I want to see whether the following sets are of first or second category:
1) $\mathbb Q$
2) $\mathbb R$ \ $\mathbb Q$
3) $\mathbb Z$
4) $\mathbb R$ \ $\mathbb Z$
My attempt:
1) $\mathbb Q$ is of first category because we can write it as $\mathbb Q=\bigcup_{q\in \mathbb Q}\{q\}$. This is a countable union and each $\{q\}$ is closed with empty interior.
2) $\mathbb R$ \ $\mathbb Q$ is of second category. Prove: Suppose that is is of first category, hence $\mathbb R$ \ $\mathbb Q=\bigcup_{n\in \mathbb N}A_n$ with nowhere dense sets $A_n$. Then we can write $\mathbb R=\bigcup_{n\in \mathbb N}A_n\bigcup_{q\in \mathbb Q}\{q\}$ which is a contradiction because every complete metric space if of second category.

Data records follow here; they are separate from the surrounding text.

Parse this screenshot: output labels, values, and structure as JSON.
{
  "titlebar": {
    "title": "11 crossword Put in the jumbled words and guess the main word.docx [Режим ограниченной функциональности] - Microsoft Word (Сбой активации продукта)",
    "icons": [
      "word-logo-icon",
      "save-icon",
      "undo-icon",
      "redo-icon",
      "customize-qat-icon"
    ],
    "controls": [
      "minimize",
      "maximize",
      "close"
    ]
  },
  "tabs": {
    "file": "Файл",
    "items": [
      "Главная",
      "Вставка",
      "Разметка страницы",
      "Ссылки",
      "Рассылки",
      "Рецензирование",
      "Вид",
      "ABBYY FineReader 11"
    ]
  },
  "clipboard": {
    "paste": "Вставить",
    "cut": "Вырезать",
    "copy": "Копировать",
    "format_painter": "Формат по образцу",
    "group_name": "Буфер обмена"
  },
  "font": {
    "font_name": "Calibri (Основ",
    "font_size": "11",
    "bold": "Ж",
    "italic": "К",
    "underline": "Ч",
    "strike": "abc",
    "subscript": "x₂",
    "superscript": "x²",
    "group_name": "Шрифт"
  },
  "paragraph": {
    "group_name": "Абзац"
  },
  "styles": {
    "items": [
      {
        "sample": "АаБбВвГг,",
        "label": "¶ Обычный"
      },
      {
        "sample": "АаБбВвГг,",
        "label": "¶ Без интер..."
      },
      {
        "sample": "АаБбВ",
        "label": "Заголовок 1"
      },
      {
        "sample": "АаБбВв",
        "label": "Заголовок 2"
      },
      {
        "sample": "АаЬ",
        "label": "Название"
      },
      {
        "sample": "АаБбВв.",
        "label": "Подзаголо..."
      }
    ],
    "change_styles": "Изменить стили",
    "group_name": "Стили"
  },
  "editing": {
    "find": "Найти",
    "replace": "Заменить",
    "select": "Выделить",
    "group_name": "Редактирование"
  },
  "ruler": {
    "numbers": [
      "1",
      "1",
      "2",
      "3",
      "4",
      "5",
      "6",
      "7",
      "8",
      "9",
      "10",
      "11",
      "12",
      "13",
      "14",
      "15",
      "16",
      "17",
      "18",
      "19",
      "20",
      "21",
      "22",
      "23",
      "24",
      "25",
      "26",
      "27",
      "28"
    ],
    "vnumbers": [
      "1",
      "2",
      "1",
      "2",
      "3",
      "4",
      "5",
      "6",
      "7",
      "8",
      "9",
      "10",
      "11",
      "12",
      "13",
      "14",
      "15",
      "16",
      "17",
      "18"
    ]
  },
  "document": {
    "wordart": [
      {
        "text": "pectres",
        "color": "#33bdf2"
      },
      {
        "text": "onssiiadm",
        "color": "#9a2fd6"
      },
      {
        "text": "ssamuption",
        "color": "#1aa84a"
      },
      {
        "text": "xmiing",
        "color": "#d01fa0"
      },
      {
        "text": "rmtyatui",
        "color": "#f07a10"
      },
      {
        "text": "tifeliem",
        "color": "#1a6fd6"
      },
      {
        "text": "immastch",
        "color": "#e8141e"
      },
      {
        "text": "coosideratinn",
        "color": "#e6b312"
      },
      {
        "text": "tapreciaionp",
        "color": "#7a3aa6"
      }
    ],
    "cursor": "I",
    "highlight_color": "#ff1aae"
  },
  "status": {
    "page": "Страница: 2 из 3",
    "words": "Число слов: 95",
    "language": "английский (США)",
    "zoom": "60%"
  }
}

3) Actually I thought it is of first category (Same reasoning as in 1) ). But $\mathbb Z$ is a closed subspace of $\mathbb R$, hence also complete, so it must be of second category, I guess.
4) Can be answered when I know 3)
Can someone go through it? Thanks
Questions 1 and 2 heb been proved quite correctly. The set $\mathbb{Z}$ is first category in $\mathbb{R}$, similarly as 1 is. It is however second category in itself (so the integers as a space in its own right is second category) by Baire's theorem again. $\{n\}$ is nowhere dense in the reals (as the reals have no isolated points) but not as a subset of the integers (as it is isolated, and so has non-empty interior!).
$\mathbb{Z}$ is even closed and nowhere dense, so very much first category. Its complement is again second category by the same argument, which just can be restated as "if $X$ is second catgeory in itself, and $A \subseteq X$ is first category, then $X \setminus A$ is second category in $X$", using the same proof.